Она согласно кивнула и пошла с ним рядом.

— Я — дура, — сказала она, когда они вышли на крыльцо.

Спустились. Он открыл перед ней дверцу своей машины.

— Тебе просто не повезло.

— Мне пи**ец как не повезло, — устало проворчала Анна, усаживаясь. — Так бывает только в дурацких сказках.

— Сказки обычно хорошо заканчиваются.

— Расскажи это бабушке, которую сожрал серый волк, — она выругалась и отвернулась. — Он не виноват в том, что случилось с Гориным.

— Старшим или младшим? — хмыкнул Власов и тронулся с места.

— Младшим.

— А это что-то меняет?

— Не знаю. Но… неправильно, чтобы он отвечал за то, что сделала Танька. А он за операцию ее ребенка заплатил. Леш, это бред какой-то!

— Господи, какая еще Танька? Где ты это все берешь? У меня с тобой скоро голова лопнет. Начнем с того, что для тебя он сейчас отвечает за то, что сделал десять лет назад. И пофигу на остальное, нет?

— Нет, — упрямо мотнула головой Анна. — Все, что я ему до этого предъявила, он сам сознательно делал. А это… получается, я наговорила.

— Тебе не плевать?

— Нет. Его отпустят?

— Нет, — пожал плечами Власов, не отвлекаясь от дороги. — Хочешь правду?

— Хочу.

— Получай, — усмехнулся он, сжав руль покрепче. — Этот подонок будет сидеть.
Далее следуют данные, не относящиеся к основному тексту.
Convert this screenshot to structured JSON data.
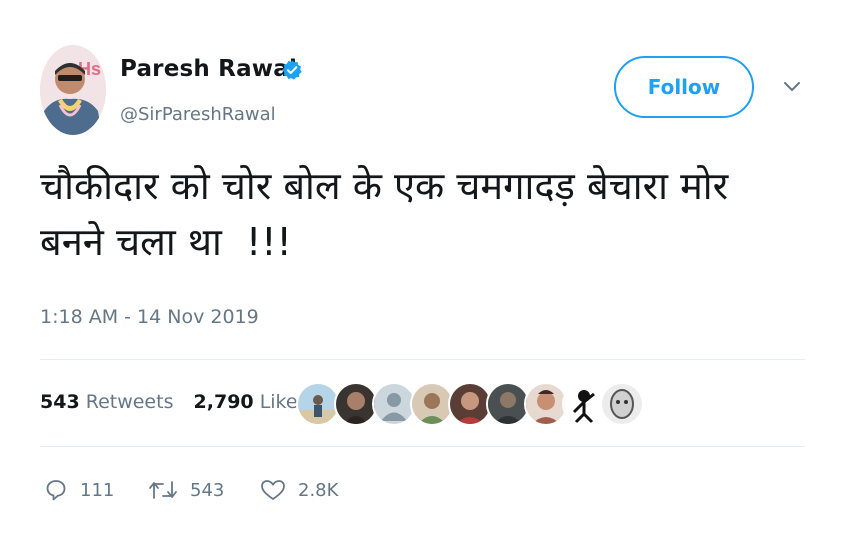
{
  "author": {
    "name": "Paresh Rawal",
    "handle": "@SirPareshRawal",
    "verified": true,
    "avatar_icon": "profile-photo"
  },
  "follow_button": {
    "label": "Follow"
  },
  "menu": {
    "icon": "chevron-down-icon"
  },
  "tweet": {
    "text_line1": "चौकीदार को चोर बोल के एक चमगादड़ बेचारा मोर",
    "text_line2": "बनने चला था  !!!",
    "timestamp": "1:18 AM - 14 Nov 2019"
  },
  "stats": {
    "retweets_count": "543",
    "retweets_label": "Retweets",
    "likes_count": "2,790",
    "likes_label": "Likes",
    "liker_count": 9
  },
  "actions": {
    "reply_count": "111",
    "retweet_count": "543",
    "like_count": "2.8K"
  },
  "colors": {
    "accent": "#1da1f2",
    "secondary_text": "#657786",
    "divider": "#e6ecf0"
  }
}
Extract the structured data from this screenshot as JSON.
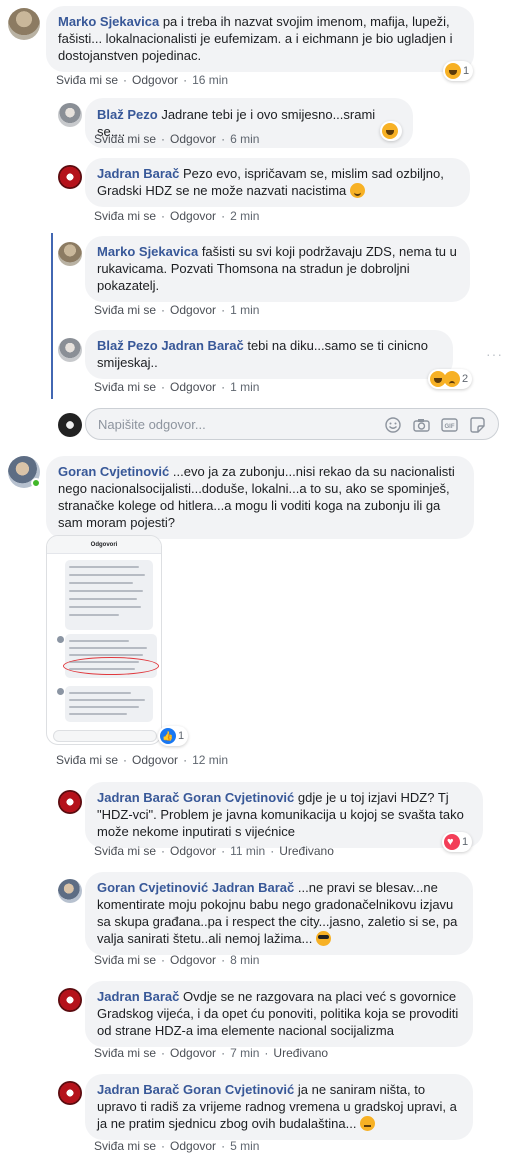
{
  "actions": {
    "like": "Sviđa mi se",
    "reply": "Odgovor",
    "edited": "Uređivano"
  },
  "comments": [
    {
      "author": "Marko Sjekavica",
      "text": "pa i treba ih nazvat svojim imenom, mafija, lupeži, fašisti... lokalnacionalisti je eufemizam. a i eichmann je bio ugladjen i dostojanstven pojedinac.",
      "time": "16 min",
      "reaction_count": "1",
      "reactions": [
        "haha-icon"
      ]
    },
    {
      "author": "Blaž Pezo",
      "text": "Jadrane tebi je i ovo smijesno...srami se....",
      "time": "6 min",
      "reactions": [
        "haha-icon"
      ]
    },
    {
      "author": "Jadran Barač",
      "text": "Pezo evo, ispričavam se, mislim sad ozbiljno, Gradski HDZ se ne može nazvati nacistima",
      "time": "2 min"
    },
    {
      "author": "Marko Sjekavica",
      "text": "fašisti su svi koji podržavaju ZDS, nema tu u rukavicama. Pozvati Thomsona na stradun je dobroljni pokazatelj.",
      "time": "1 min"
    },
    {
      "author": "Blaž Pezo",
      "mention": "Jadran Barač",
      "text": "tebi na diku...samo se ti cinicno smijeskaj..",
      "time": "1 min",
      "reaction_count": "2",
      "reactions": [
        "haha-icon",
        "sad-icon"
      ]
    }
  ],
  "reply_box": {
    "placeholder": "Napišite odgovor..."
  },
  "main_comment": {
    "author": "Goran Cvjetinović",
    "text": "...evo ja za zubonju...nisi rekao da su nacionalisti nego nacionalsocijalisti...doduše, lokalni...a to su, ako se spominješ, stranačke kolege od hitlera...a mogu li voditi koga na zubonju ili ga sam moram pojesti?",
    "time": "12 min",
    "reaction_count": "1",
    "attachment": {
      "header": "Odgovori"
    }
  },
  "replies": [
    {
      "author": "Jadran Barač",
      "mention": "Goran Cvjetinović",
      "text": "gdje je u toj izjavi HDZ? Tj \"HDZ-vci\". Problem je javna komunikacija u kojoj se svašta tako može nekome inputirati s vijećnice",
      "time": "11 min",
      "reaction_count": "1"
    },
    {
      "author": "Goran Cvjetinović",
      "mention": "Jadran Barač",
      "text": "...ne pravi se blesav...ne komentirate moju pokojnu babu nego gradonačelnikovu izjavu sa skupa građana..pa i respect the city...jasno, zaletio si se, pa valja sanirati štetu..ali nemoj lažima...",
      "time": "8 min"
    },
    {
      "author": "Jadran Barač",
      "text": "Ovdje se ne razgovara na placi već s govornice Gradskog vijeća, i da opet ću ponoviti, politika koja se provoditi od strane HDZ-a ima elemente nacional socijalizma",
      "time": "7 min"
    },
    {
      "author": "Jadran Barač",
      "mention": "Goran Cvjetinović",
      "text": "ja ne saniram ništa, to upravo ti radiš za vrijeme radnog vremena u gradskoj upravi, a ja ne pratim sjednicu zbog ovih budalaština...",
      "time": "5 min"
    }
  ]
}
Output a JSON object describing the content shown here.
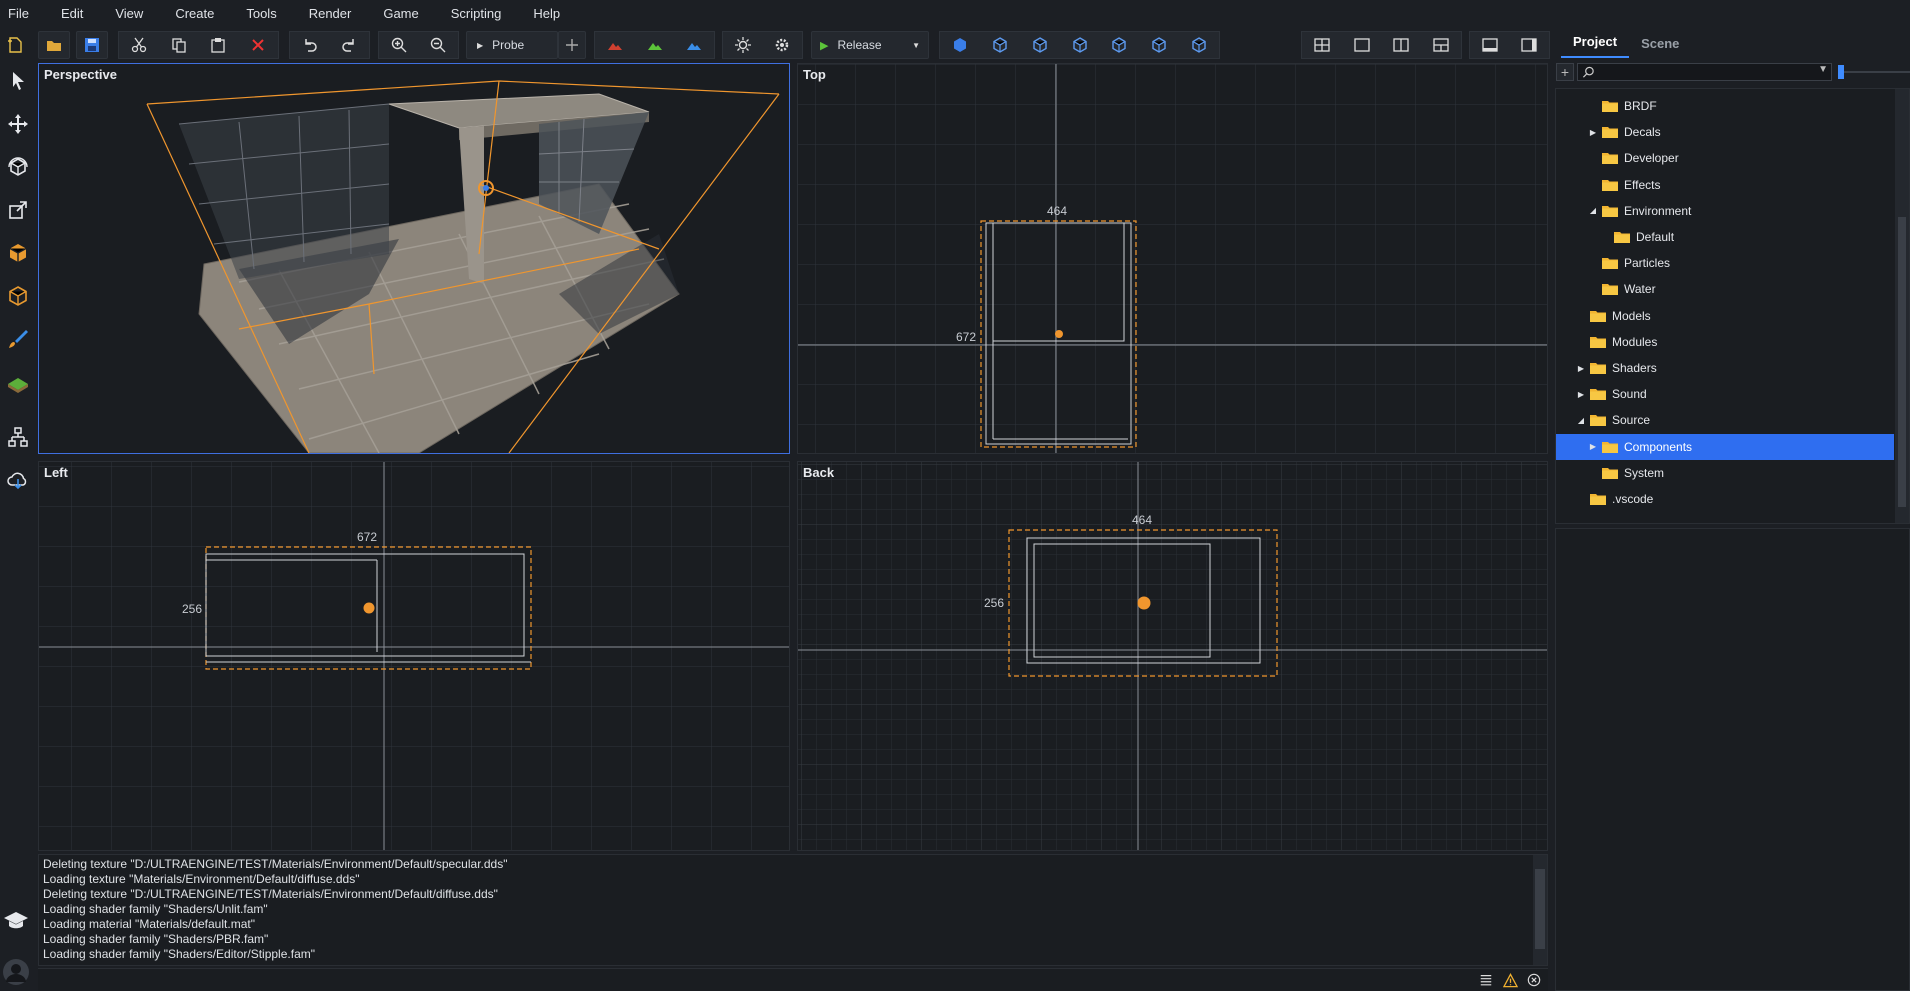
{
  "menu": [
    "File",
    "Edit",
    "View",
    "Create",
    "Tools",
    "Render",
    "Game",
    "Scripting",
    "Help"
  ],
  "toolbar": {
    "probe_label": "Probe",
    "release_label": "Release"
  },
  "viewports": {
    "perspective": "Perspective",
    "top": "Top",
    "left": "Left",
    "back": "Back",
    "top_width": "464",
    "top_depth": "672",
    "left_depth": "672",
    "left_height": "256",
    "back_width": "464",
    "back_height": "256"
  },
  "colors": {
    "accent": "#3f8cff",
    "selection_orange": "#f0962e",
    "selected_row": "#2f6ef0"
  },
  "console": [
    "Deleting texture \"D:/ULTRAENGINE/TEST/Materials/Environment/Default/specular.dds\"",
    "Loading texture \"Materials/Environment/Default/diffuse.dds\"",
    "Deleting texture \"D:/ULTRAENGINE/TEST/Materials/Environment/Default/diffuse.dds\"",
    "Loading shader family \"Shaders/Unlit.fam\"",
    "Loading material \"Materials/default.mat\"",
    "Loading shader family \"Shaders/PBR.fam\"",
    "Loading shader family \"Shaders/Editor/Stipple.fam\""
  ],
  "panel": {
    "tabs": [
      "Project",
      "Scene"
    ],
    "tree": [
      {
        "label": "BRDF",
        "indent": 2,
        "arrow": ""
      },
      {
        "label": "Decals",
        "indent": 2,
        "arrow": "right"
      },
      {
        "label": "Developer",
        "indent": 2,
        "arrow": ""
      },
      {
        "label": "Effects",
        "indent": 2,
        "arrow": ""
      },
      {
        "label": "Environment",
        "indent": 2,
        "arrow": "down"
      },
      {
        "label": "Default",
        "indent": 3,
        "arrow": ""
      },
      {
        "label": "Particles",
        "indent": 2,
        "arrow": ""
      },
      {
        "label": "Water",
        "indent": 2,
        "arrow": ""
      },
      {
        "label": "Models",
        "indent": 1,
        "arrow": ""
      },
      {
        "label": "Modules",
        "indent": 1,
        "arrow": ""
      },
      {
        "label": "Shaders",
        "indent": 1,
        "arrow": "right"
      },
      {
        "label": "Sound",
        "indent": 1,
        "arrow": "right"
      },
      {
        "label": "Source",
        "indent": 1,
        "arrow": "down"
      },
      {
        "label": "Components",
        "indent": 2,
        "arrow": "right",
        "selected": true
      },
      {
        "label": "System",
        "indent": 2,
        "arrow": ""
      },
      {
        "label": ".vscode",
        "indent": 1,
        "arrow": ""
      }
    ]
  }
}
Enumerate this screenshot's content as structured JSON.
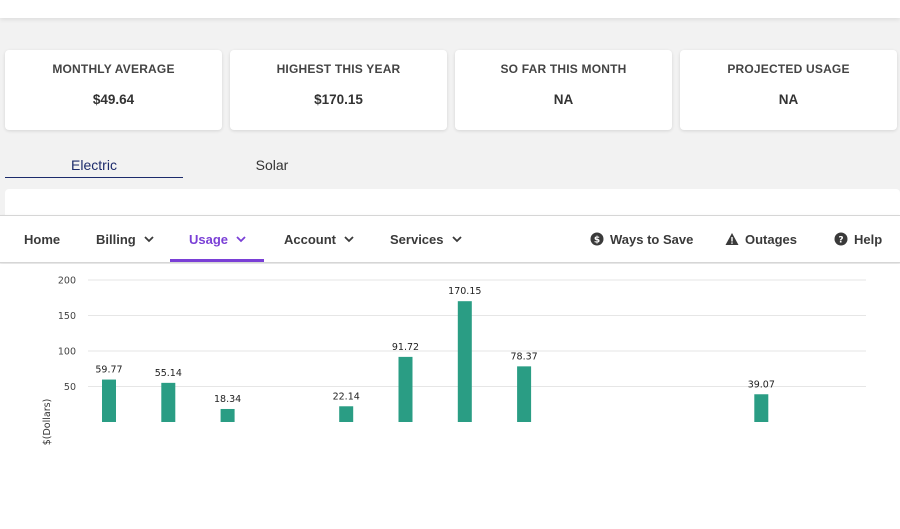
{
  "summary_cards": [
    {
      "label": "MONTHLY AVERAGE",
      "value": "$49.64"
    },
    {
      "label": "HIGHEST THIS YEAR",
      "value": "$170.15"
    },
    {
      "label": "SO FAR THIS MONTH",
      "value": "NA"
    },
    {
      "label": "PROJECTED USAGE",
      "value": "NA"
    }
  ],
  "energy_tabs": [
    {
      "label": "Electric",
      "active": true
    },
    {
      "label": "Solar",
      "active": false
    }
  ],
  "nav": {
    "home": "Home",
    "billing": "Billing",
    "usage": "Usage",
    "account": "Account",
    "services": "Services",
    "ways_to_save": "Ways to Save",
    "outages": "Outages",
    "help": "Help",
    "active": "Usage"
  },
  "colors": {
    "bar": "#2a9d84",
    "accent": "#7a3fd6",
    "tab_active": "#1c2b6b"
  },
  "chart_data": {
    "type": "bar",
    "ylabel": "$(Dollars)",
    "ylim": [
      0,
      200
    ],
    "yticks": [
      50,
      100,
      150,
      200
    ],
    "grid": true,
    "values": [
      59.77,
      55.14,
      18.34,
      null,
      22.14,
      91.72,
      170.15,
      78.37,
      null,
      null,
      null,
      39.07
    ],
    "labels": [
      "59.77",
      "55.14",
      "18.34",
      "",
      "22.14",
      "91.72",
      "170.15",
      "78.37",
      "",
      "",
      "",
      "39.07"
    ]
  }
}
Вопрос только в том, за что и сколько. Ты думаешь, вывернется? Не в этот раз. Да, я знаю, что он не убивал Горина. И кто его убил мне глубоко по барабану. Я тебе больше скажу, даже если не брать в расчет твою «Таньку», он его не заказывал. В ночь преступления он был в Москве. Так что да, здесь он не врет. У него были личные дела — очень личные. В минюсте. Он общался с Николаем Ольховским — лично. Знаешь, кто такой Николай Ольховский?

— Знаю, — ответила Анна. — Кто ж не знает.

— Умница, дочка, — хохотнул Власов. — Помимо всем известного, он еще и папаша директора банка «OLInvest». В котором у Закса дохрена счетов открыто. Ты понимаешь, зачем он туда ездил?

С ответом она помедлила, соображая.

«Если мне повезет, то ждать меня с зоны не понадобится! — шутя сказал Виктор перед отъездом в Москву. — Этот вариант мне нравится больше, чем думать, что ты могла вернуться в свой бордель».

«Только ради этого ты ищешь решение?»

«А что? Не лестно?»

Дурацкий был разговор. Ни о чем.

— Но это ж не убийство, — медленно сказала Анна. — Его могут выпустить под залог. Ведь могут?

— Нет, моя дорогая. Теперь, когда я взял его за яйца, уже никто ничего не может. Я к Ольховскому давно подбираюсь. Обвинение в коррупции — модная тема. И либо Закс поможет мне это доказать и пойдет по своим экономическим статьям. Либо не поможет — и сядет за убийство.

— Ты — псих! — она нахмурилась. — И карьерист!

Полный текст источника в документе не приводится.